Das Problem an seinen Wurzeln zu beschneiden ist jedoch wahrscheinlich die effektivste Lösung, sagt Hamid. Um Frauen zu schützen, nicht nur sie zu machen fühlen sicher, könnte eine nachhaltige langfristige Lösung darin bestehen, Kindern von klein auf beizubringen, ethischer zu sein und einander zu respektieren.

Hamid sagt, dass mit dem Auslaufen der Religion als ethische Bildungsoption in den Schulen Raum für die Einführung von Fächern wie Philosophie und Psychologie besteht, die das Thema Gewalt sehr früh im Leben angehen könnten.

Dazu brauchen wir jedoch einen kompletten Systemwechsel. Wir brauchen eine erneute Ausbildung von Lehrern, die Bereitschaft der Eltern, ihre Kinder in diese Fächer einzubeziehen, und wir brauchen Lehrpläne, die junge Menschen ermutigen, einander zu lieben und nicht zu fürchten.

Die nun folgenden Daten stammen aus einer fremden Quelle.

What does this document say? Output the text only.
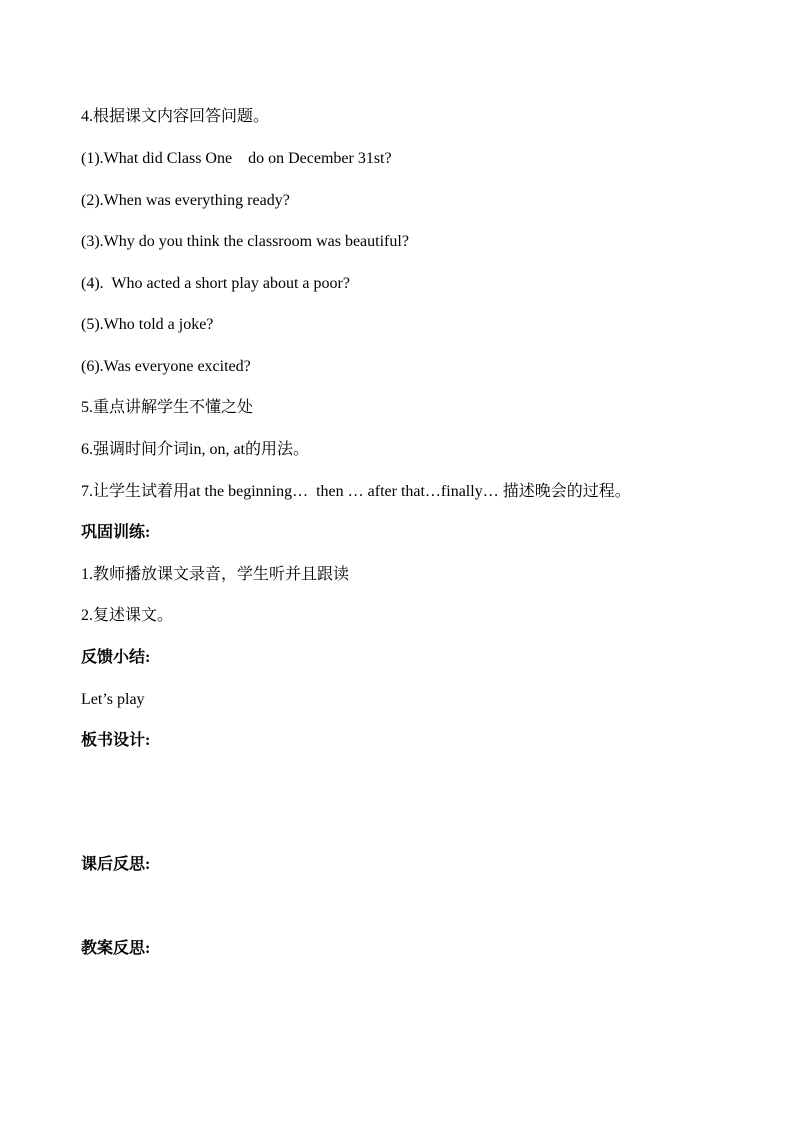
4.根据课文内容回答问题。
(1).What did Class One    do on December 31st?
(2).When was everything ready?
(3).Why do you think the classroom was beautiful?
(4).  Who acted a short play about a poor?
(5).Who told a joke?
(6).Was everyone excited?
5.重点讲解学生不懂之处
6.强调时间介词in, on, at的用法。
7.让学生试着用at the beginning…  then … after that…finally… 描述晚会的过程。
巩固训练:
1.教师播放课文录音，学生听并且跟读
2.复述课文。
反馈小结:
Let’s play
板书设计:
课后反思:
教案反思:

Jedes Mal, wenn ich meinen Opa in seinem abgelegenen Haus auf dem Land besuche, fragt er mich nach diesem kleinen weißen Wecker. Während ich in den vergangenen drei Jahren leider meinen Abschluss gemacht, eine Vollzeitbeschäftigung aufgenommen und Zeuge einer globalen Pandemie geworden bin, kann ich nicht sagen, dass sich für die Sicherheit von Frauen viel geändert hat.

Das heißt aber nicht, dass es sich nicht noch ändern kann.

Wenn Sie bei diesem Wandel mitreden möchten, können Sie sich für zahlreiche Online-Kampagnen anmelden, z Gewalt gegen Frauen beenden. Sie können auch mit Ihren lokalen Abgeordneten sprechen, darüber diskutieren, mehr lokale Beleuchtung einzuführen und mehr Nachbarschaftsuhren zusammenzustellen.

Wir könnten sogar eine Kampagne starten, um die Art und Weise, wie junge Menschen über verschiedene Geschlechter, Religionen, Sexualitäten und Ethnien unterrichtet werden, zu ändern, damit Unterschiede nicht gezielt, sondern geliebt werden.